Like I said though, it may just be due to the domains I work in and being on the backend.

And all of this from a person who is _loving_ learning more about the internals and playing around with lower-level programming. I feel like the more I have learned at that level has made me a much better programmer as well. I wish I would have learned this stuff 10-15 years ago. So I'm torn.


This is amazing. I've long wanted to get into some of this stuff and lately have fallen in love with Rust. I can't wait to watch these videos :D.


Author here. Great feedback! Thanks for taking the time to share it :).

If I were creating a JavaScript library package that I was just going to push up to npm, I don't think I'd use Make either. yes, Typescript adds a wrinkle, but like you mention, that can all be handled by npm scripts as well. If it was just a JavaScript library, I'd definitely just use npm scripts and call out to eslint, and other tools just fine and not be any less happy.

However, big front-end applications I think are starting to become more and more complex and can benefit from this. Part of the reason is perhaps more because of the lack-of-functionality around incremental builds in the compilers themselves (thinking less/sass/minify/uglify/etc., this is where I've seen people usually fall back to using Gulp). As the application becomes larger, I think the lack of incremental build becomes more and more of a tax on the developer because the builds become longer and longer (I've worked on several projects like that).

I think perhaps the biggest impact on this project where Make is used had more to do with the modular project architecture than anything else. If it weren't for that, I'm not sure I'd ever even think of Make. And frankly, I think a modular project structure in a single github repository like this project uses is most likely not the right solution (or even a good idea) for a vast number of JavaScript/TypeScript projects out there.

When the article talks about dependencies, it is more talking about dependencies within the project itself (due to the modular architecture). Before I switched it over to Make, it was using a combination of preinstall, postinstall, and custom "prestart" scripts to do everything in the right order because it wasn't as simple as using `npm link` or doing a single npm install in the root of the project. These various scripts become a total mishmash of different approaches and it became increasingly difficult to understand and visualize what was being built when and in what order.

It wasn't uncommon to run into issues as well where one project would be `npm install`'d before it's dependencies were actually ready to be used (since they hadn't been compiled and packaged yet).

With that said, Make in this project doesn't install dependencies in the sense that I think you are discussing. This project is most definitely a Node.js project and uses npm for all that stuff.
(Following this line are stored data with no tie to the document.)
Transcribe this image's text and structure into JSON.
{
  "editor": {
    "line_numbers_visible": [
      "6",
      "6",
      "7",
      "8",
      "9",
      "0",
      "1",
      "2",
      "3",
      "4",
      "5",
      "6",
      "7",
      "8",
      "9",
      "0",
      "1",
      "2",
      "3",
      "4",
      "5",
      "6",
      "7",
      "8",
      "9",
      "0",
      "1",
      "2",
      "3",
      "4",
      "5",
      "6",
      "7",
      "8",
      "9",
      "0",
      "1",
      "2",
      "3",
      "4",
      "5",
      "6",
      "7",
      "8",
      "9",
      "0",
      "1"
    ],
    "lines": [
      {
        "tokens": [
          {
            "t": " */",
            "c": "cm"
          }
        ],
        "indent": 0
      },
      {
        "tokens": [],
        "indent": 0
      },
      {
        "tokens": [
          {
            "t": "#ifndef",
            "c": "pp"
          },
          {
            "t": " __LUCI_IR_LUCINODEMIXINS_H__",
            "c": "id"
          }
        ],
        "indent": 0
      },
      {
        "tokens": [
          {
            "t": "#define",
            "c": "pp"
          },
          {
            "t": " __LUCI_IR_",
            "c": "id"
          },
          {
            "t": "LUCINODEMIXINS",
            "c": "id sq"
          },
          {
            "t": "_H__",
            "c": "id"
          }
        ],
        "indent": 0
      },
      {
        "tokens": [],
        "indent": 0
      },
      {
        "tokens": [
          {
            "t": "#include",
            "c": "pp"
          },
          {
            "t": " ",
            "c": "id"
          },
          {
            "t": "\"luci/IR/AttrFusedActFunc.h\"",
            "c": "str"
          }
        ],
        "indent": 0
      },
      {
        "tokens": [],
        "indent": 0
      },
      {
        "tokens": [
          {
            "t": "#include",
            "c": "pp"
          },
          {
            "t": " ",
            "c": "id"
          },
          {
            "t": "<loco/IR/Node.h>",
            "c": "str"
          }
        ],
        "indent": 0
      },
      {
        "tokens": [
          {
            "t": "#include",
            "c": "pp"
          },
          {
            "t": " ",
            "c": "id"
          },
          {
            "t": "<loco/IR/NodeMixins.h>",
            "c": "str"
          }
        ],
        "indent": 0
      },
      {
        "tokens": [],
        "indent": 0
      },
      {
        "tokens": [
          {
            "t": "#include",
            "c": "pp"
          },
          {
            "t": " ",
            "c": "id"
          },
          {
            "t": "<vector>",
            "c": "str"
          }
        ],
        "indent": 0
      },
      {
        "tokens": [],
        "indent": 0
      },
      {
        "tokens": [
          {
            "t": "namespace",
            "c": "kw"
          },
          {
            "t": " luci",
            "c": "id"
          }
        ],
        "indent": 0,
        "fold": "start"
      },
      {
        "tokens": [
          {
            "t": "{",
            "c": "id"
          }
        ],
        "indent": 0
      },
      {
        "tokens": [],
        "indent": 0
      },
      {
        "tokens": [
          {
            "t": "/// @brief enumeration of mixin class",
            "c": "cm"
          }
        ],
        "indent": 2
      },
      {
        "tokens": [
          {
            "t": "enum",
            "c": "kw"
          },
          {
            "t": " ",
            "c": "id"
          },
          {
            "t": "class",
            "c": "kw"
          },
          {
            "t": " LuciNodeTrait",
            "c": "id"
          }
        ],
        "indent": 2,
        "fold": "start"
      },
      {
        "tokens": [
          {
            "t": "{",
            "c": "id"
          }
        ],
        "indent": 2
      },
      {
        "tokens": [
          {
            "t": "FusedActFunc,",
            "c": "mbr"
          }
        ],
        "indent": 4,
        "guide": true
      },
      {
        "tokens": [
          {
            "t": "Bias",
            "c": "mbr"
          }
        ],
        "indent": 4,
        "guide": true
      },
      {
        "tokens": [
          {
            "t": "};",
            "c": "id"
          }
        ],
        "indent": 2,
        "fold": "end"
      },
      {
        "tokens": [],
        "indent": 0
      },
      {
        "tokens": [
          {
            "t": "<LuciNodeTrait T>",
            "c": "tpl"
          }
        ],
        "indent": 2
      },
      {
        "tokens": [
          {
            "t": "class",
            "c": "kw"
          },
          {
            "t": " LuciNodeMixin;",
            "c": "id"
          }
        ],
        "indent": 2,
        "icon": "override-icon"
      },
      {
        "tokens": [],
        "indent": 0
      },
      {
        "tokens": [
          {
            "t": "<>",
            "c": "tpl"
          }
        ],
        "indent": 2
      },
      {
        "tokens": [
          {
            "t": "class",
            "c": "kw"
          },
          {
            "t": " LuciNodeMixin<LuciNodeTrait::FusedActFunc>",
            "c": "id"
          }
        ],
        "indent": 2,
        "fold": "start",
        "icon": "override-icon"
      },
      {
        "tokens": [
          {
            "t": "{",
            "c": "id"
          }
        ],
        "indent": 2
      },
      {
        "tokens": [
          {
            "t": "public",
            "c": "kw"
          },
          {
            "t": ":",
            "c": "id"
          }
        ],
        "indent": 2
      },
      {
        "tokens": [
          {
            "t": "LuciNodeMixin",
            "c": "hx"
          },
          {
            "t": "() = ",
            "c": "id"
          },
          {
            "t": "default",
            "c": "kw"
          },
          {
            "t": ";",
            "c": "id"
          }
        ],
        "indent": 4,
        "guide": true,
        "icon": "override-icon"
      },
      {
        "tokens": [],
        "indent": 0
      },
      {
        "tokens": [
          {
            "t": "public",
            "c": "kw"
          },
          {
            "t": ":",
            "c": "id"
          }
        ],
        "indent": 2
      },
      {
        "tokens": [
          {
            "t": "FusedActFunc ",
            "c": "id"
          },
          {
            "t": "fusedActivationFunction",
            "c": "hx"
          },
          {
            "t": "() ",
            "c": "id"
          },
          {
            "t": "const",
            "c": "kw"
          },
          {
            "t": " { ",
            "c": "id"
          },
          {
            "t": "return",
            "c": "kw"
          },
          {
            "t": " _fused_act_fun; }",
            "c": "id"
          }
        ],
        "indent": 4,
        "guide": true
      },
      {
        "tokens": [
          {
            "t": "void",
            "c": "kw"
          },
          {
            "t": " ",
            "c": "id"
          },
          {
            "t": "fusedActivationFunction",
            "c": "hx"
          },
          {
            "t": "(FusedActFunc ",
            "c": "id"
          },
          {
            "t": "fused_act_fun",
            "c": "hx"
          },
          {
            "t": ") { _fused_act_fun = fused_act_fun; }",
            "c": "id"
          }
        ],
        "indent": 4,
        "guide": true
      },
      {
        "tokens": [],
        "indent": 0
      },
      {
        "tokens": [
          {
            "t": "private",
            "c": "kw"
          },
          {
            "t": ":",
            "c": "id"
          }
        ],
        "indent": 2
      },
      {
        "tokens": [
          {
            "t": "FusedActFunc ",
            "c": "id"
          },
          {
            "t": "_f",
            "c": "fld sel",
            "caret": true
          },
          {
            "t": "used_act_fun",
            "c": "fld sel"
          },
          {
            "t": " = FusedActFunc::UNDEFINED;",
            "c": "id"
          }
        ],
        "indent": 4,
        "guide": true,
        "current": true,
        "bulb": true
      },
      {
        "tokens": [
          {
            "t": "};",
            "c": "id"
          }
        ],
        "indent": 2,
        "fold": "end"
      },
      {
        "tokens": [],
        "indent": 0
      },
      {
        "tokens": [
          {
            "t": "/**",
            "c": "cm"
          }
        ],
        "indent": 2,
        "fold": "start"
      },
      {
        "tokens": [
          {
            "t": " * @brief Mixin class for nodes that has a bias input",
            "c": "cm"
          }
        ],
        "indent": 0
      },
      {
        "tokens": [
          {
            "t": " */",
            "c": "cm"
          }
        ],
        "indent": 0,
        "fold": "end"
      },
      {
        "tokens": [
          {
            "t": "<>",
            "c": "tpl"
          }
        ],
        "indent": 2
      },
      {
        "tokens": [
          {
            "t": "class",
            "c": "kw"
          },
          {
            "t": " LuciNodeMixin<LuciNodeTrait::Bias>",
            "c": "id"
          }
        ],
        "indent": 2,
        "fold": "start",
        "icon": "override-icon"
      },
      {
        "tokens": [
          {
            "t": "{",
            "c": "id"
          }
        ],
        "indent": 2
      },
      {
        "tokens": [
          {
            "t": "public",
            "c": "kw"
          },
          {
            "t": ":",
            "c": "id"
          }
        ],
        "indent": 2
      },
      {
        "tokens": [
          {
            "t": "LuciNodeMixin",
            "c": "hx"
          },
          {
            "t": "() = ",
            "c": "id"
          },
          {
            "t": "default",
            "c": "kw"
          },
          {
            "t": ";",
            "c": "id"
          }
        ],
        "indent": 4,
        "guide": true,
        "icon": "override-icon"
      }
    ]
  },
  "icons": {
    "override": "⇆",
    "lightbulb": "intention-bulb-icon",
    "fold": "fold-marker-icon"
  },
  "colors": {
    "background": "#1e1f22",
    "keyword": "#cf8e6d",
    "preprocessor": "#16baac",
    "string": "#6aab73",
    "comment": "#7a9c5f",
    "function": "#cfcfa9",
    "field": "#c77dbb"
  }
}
It's just within the project itself, there are sub-projects that are NPM packages themselves that can be built and deployed separately. That's where it began to fall down. But the project still most definitely uses "npm install", "npm start", and such. It's just the build component of issuing "npm run build" just shells out to "make -r" to build everything in the right order, in an incremental fashion, and to get it where it needs to be.

There are many reasons behind this modular architecture that I never went into in the post for good reasons. And like I said, I would be sad if lots of projects thought all-the-sudden it was a good idea to do it :P.

All that said, over the last 10+ years, I've grown increasingly tired of new frameworks coming out every 18 months (or less) that simply re-invent the wheel, but do it in a different way. I think there are plenty of situations where Make would perfectly suffice yet people immediately pull in a code-based build tool with tons of dependencies because it's what "everybody is using now."


Author here. Thanks for the great comments everybody. I'm honored this post even got attention here (_long_ time reader and lurker here). I'm glad to see a bunch of constructive feedback here that helps me clear up my ignorance around make since I'm lacking in experience compared to other folks (okay, really, I'm a Make noob).